Neither should the U.S. Census ignore 21st century science and continue to shoehorn us into absurd categories — such as Hispanics, Asians, Middle East and so forth — that are then used to grant some groups, but not others, benefits and protected status.
It’s a bit of cosmic retribution that Harvard, which listed Warren as a minority and a “woman of color” when she taught law there in the 1990s, finds itself at the moment in the midst of a lawsuit by Asian American students who charge the university discriminates in the name of racial preferences.
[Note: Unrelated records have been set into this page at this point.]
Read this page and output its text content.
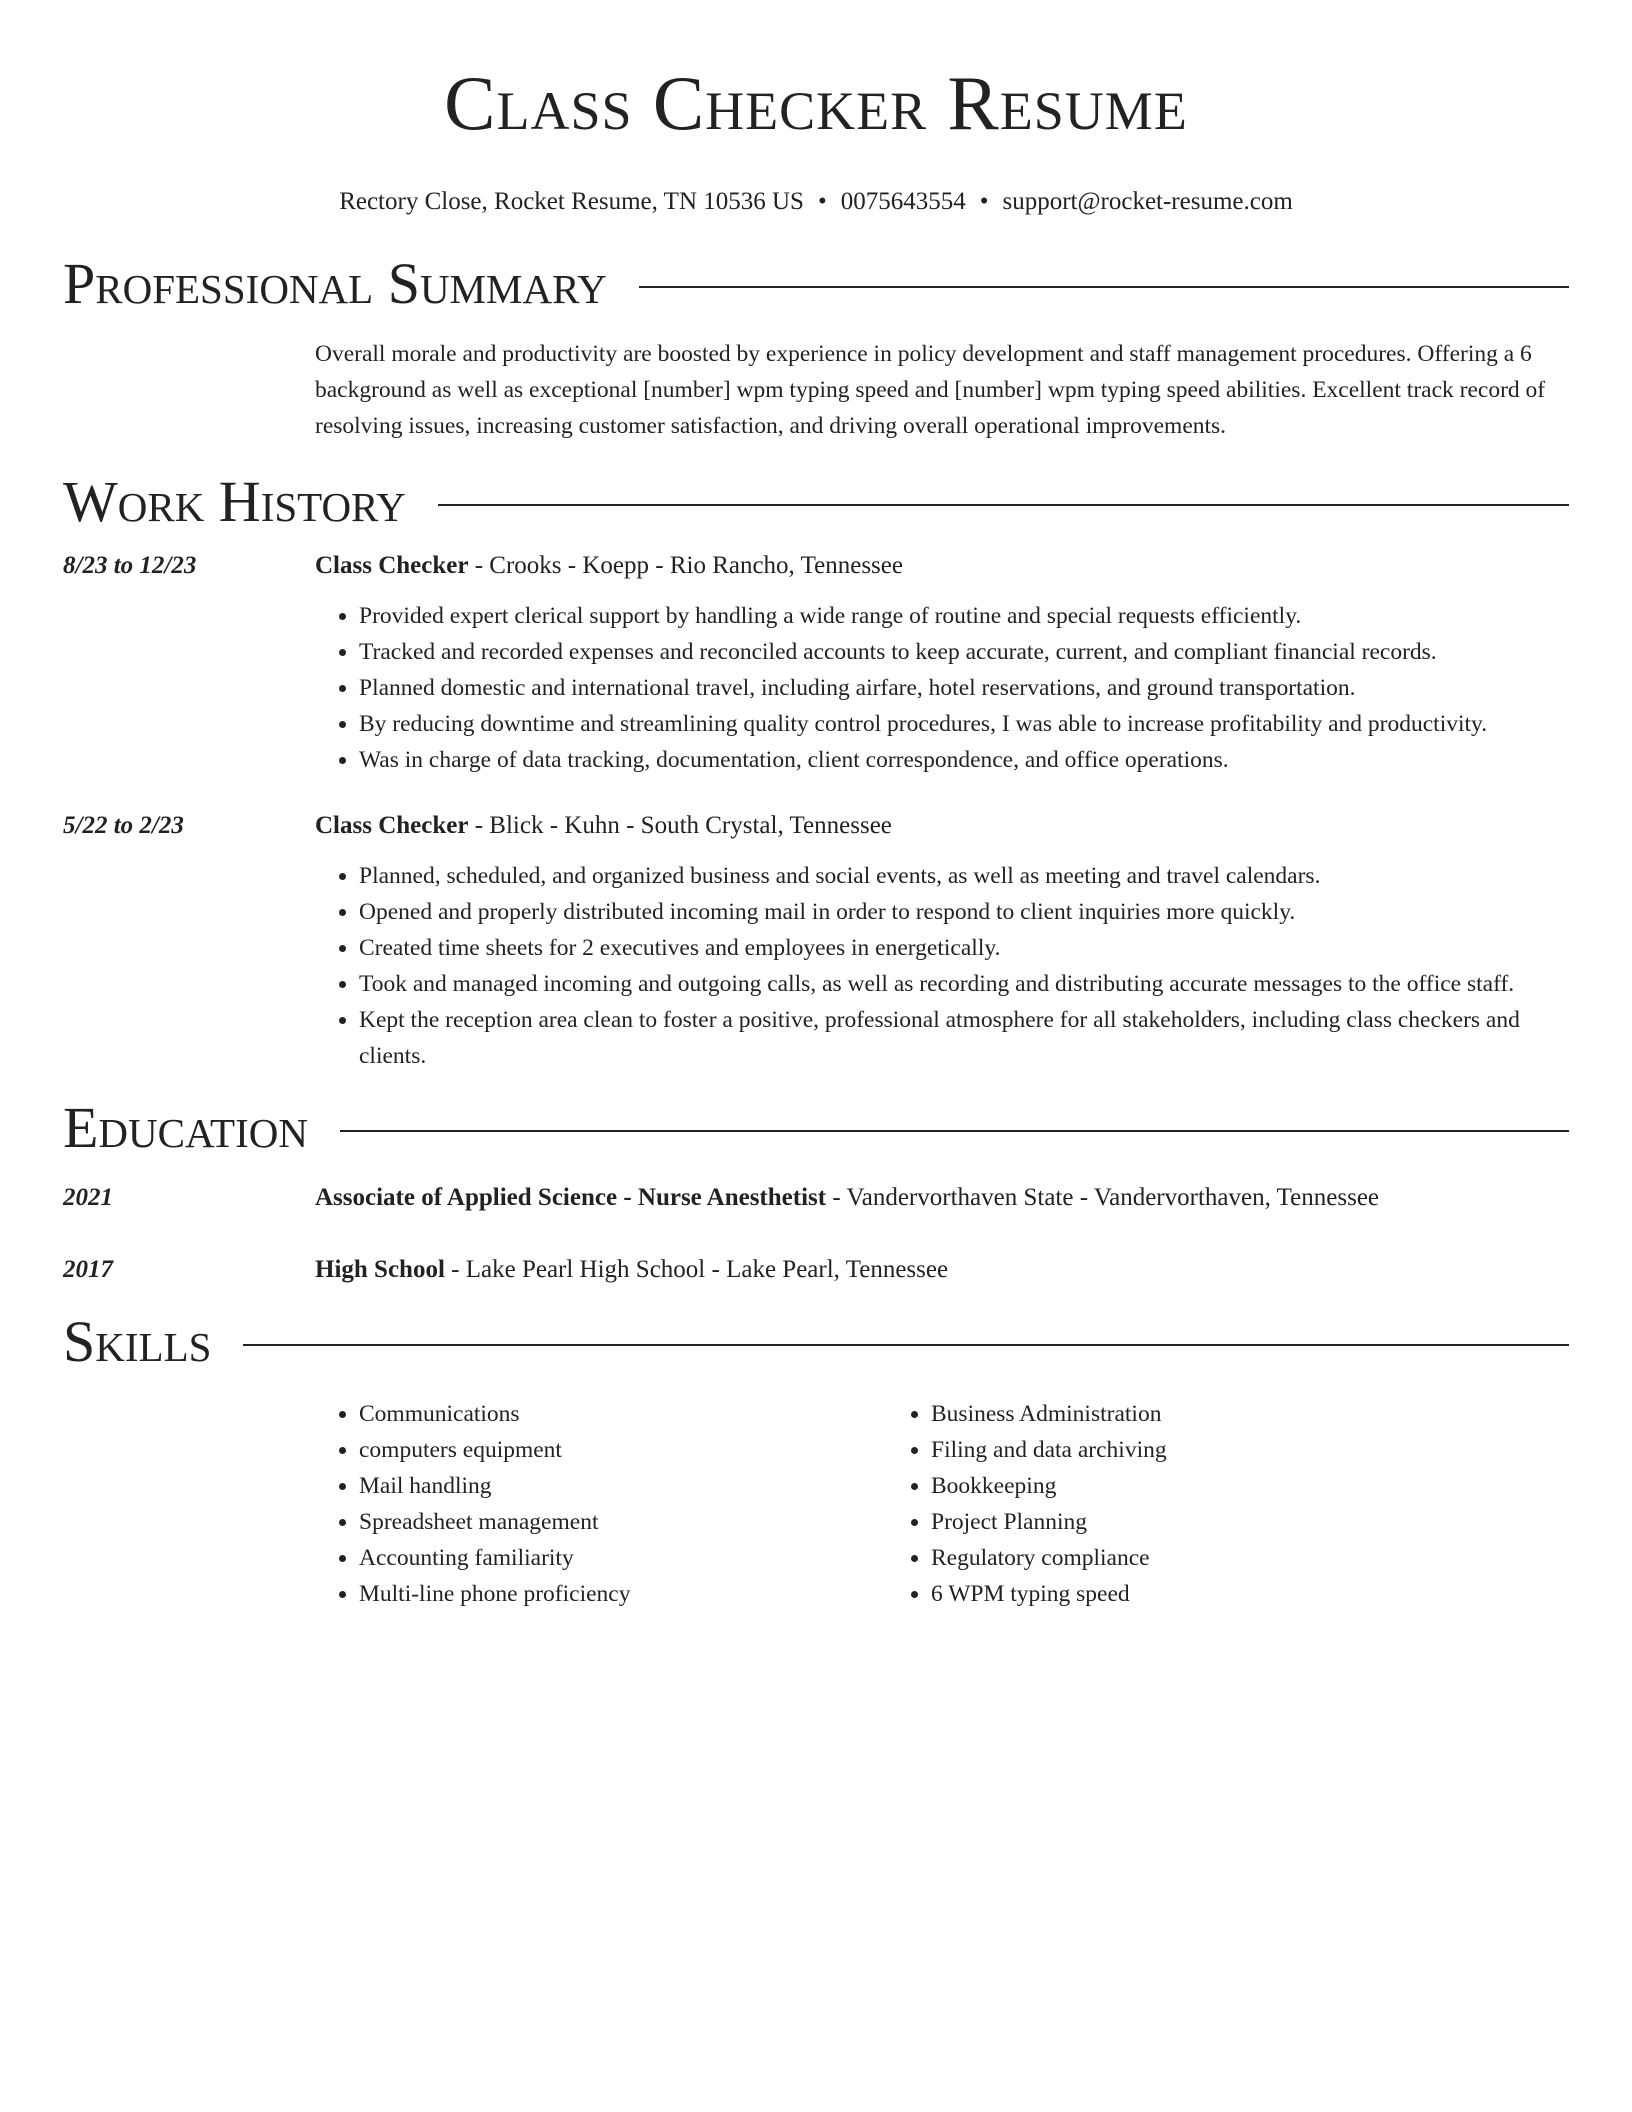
Class Checker Resume
Rectory Close, Rocket Resume, TN 10536 US • 0075643554 • support@rocket-resume.com
Professional Summary
Overall morale and productivity are boosted by experience in policy development and staff management procedures. Offering a 6 background as well as exceptional [number] wpm typing speed and [number] wpm typing speed abilities. Excellent track record of resolving issues, increasing customer satisfaction, and driving overall operational improvements.
Work History
8/23 to 12/23	Class Checker - Crooks - Koepp - Rio Rancho, Tennessee
• Provided expert clerical support by handling a wide range of routine and special requests efficiently.
• Tracked and recorded expenses and reconciled accounts to keep accurate, current, and compliant financial records.
• Planned domestic and international travel, including airfare, hotel reservations, and ground transportation.
• By reducing downtime and streamlining quality control procedures, I was able to increase profitability and productivity.
• Was in charge of data tracking, documentation, client correspondence, and office operations.
5/22 to 2/23	Class Checker - Blick - Kuhn - South Crystal, Tennessee
• Planned, scheduled, and organized business and social events, as well as meeting and travel calendars.
• Opened and properly distributed incoming mail in order to respond to client inquiries more quickly.
• Created time sheets for 2 executives and employees in energetically.
• Took and managed incoming and outgoing calls, as well as recording and distributing accurate messages to the office staff.
• Kept the reception area clean to foster a positive, professional atmosphere for all stakeholders, including class checkers and clients.
Education
2021	Associate of Applied Science - Nurse Anesthetist - Vandervorthaven State - Vandervorthaven, Tennessee
2017	High School - Lake Pearl High School - Lake Pearl, Tennessee
Skills
• Communications
• computers equipment
• Mail handling
• Spreadsheet management
• Accounting familiarity
• Multi-line phone proficiency
• Business Administration
• Filing and data archiving
• Bookkeeping
• Project Planning
• Regulatory compliance
• 6 WPM typing speed
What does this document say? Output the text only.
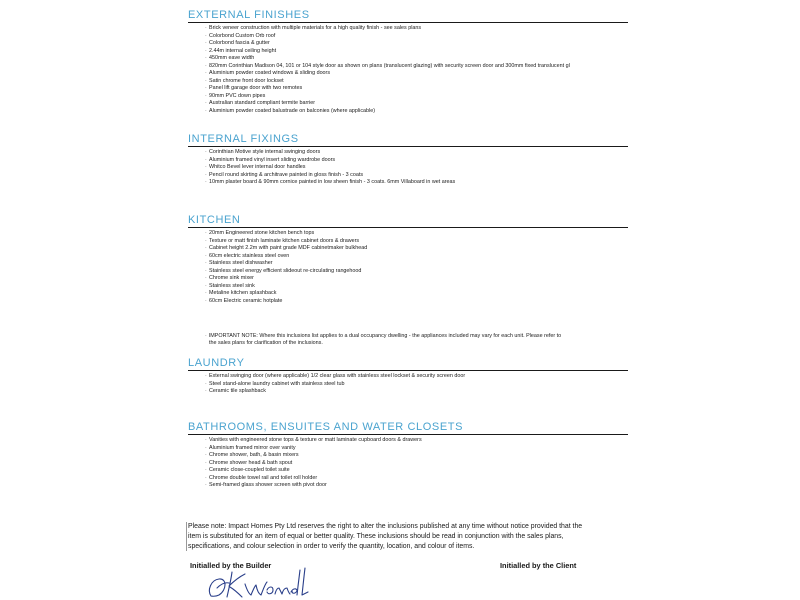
EXTERNAL FINISHES
· Brick veneer construction with multiple materials for a high quality finish - see sales plans
· Colorbond Custom Orb roof
· Colorbond fascia & gutter
· 2.44m internal ceiling height
· 450mm eave width
· 820mm Corinthian Madison 04, 101 or 104 style door as shown on plans (translucent glazing) with security screen door and 300mm fixed translucent gl
· Aluminium powder coated windows & sliding doors
· Satin chrome front door lockset
· Panel lift garage door with two remotes
· 90mm PVC down pipes
· Australian standard compliant termite barrier
· Aluminium powder coated balustrade on balconies (where applicable)
INTERNAL FIXINGS
· Corinthian Motive style internal swinging doors
· Aluminium framed vinyl insert sliding wardrobe doors
· Whitco Bevel lever internal door handles
· Pencil round skirting & architrave painted in gloss finish - 3 coats
· 10mm plaster board & 90mm cornice painted in low sheen finish - 3 coats. 6mm Villaboard in wet areas
KITCHEN
· 20mm Engineered stone kitchen bench tops
· Texture or matt finish laminate kitchen cabinet doors & drawers
· Cabinet height 2.2m with paint grade MDF cabinetmaker bulkhead
· 60cm electric stainless steel oven
· Stainless steel dishwasher
· Stainless steel energy efficient slideout re-circulating rangehood
· Chrome sink mixer
· Stainless steel sink
· Metaline kitchen splashback
· 60cm Electric ceramic hotplate
· IMPORTANT NOTE: Where this inclusions list applies to a dual occupancy dwelling - the appliances included may vary for each unit. Please refer to
the sales plans for clarification of the inclusions.
LAUNDRY
· External swinging door (where applicable) 1/2 clear glass with stainless steel lockset & security screen door
· Steel stand-alone laundry cabinet with stainless steel tub
· Ceramic tile splashback
BATHROOMS, ENSUITES AND WATER CLOSETS
· Vanities with engineered stone tops & texture or matt laminate cupboard doors & drawers
· Aluminium framed mirror over vanity
· Chrome shower, bath, & basin mixers
· Chrome shower head & bath spout
· Ceramic close-coupled toilet suite
· Chrome double towel rail and toilet roll holder
· Semi-framed glass shower screen with pivot door
Please note: Impact Homes Pty Ltd reserves the right to alter the inclusions published at any time without notice provided that the
item is substituted for an item of equal or better quality. These inclusions should be read in conjunction with the sales plans,
specifications, and colour selection in order to verify the quantity, location, and colour of items.
Initialled by the Builder	Initialled by the Client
Warren is soldiering on, claiming the DNA results she released Monday vindicate her long-standing claims of Native American heritage. Perhaps she feels she has no other option, having built a career on her alleged minority status.
As Benny Johnson reports, in her pre-Harvard days, Warren asked that the University of Pennsylvania change her ethnicity from white to Native American. And year after year she self-identified as “Native American” in The Association of American Law Schools Directory of law professors.
For the record, what the DNA revealed was that Warren has between 1.56 percent and 0.097 percent American Indian DNA — and measured, at that, against DNA samples from Peru, Mexico and Colombia, not from the United States.
That was a point that Cherokee Nation Secretary of State Chuck Hoskin Jr. picked up on as he unloaded on Warren. “A DNA test is useless to determine tribal citizenship. Current DNA tests do not even distinguish whether a person’s ancestors were indigenous to North or South America,” Hoskin said in a statement.
Indeed, Warren’s ethnic makeup could make her considerably less Indian than the average American “white,” who according to a comprehensive report by the Genetic Literacy Project has an average of 0.18 Native American blood.
Some news outlets, without irony nor journalistic rigor, reported the DNA findings as vindicating Warren’s racial claims. NBC said she “is now answering” President Trump’s “bluff” because he’s long taunted her on the matter.
Most normal Americans will probably be able to see through this. It’s noteworthy that despite the identity pieties that the media inflicts on the country 24/7, a recent and massive new report revealed that popular revulsion against PCness and racial preferences in university admissions is on the rise. Both have become 80/20 issues.
President Trump will doubtless continue ridiculing Warren’s claims of inherited disadvantage, keeping the issue alive. Soon enough, even tone-deaf politicians will notice just how unpopular identity politics has become.
And we will all have Elizabeth Warren to thank.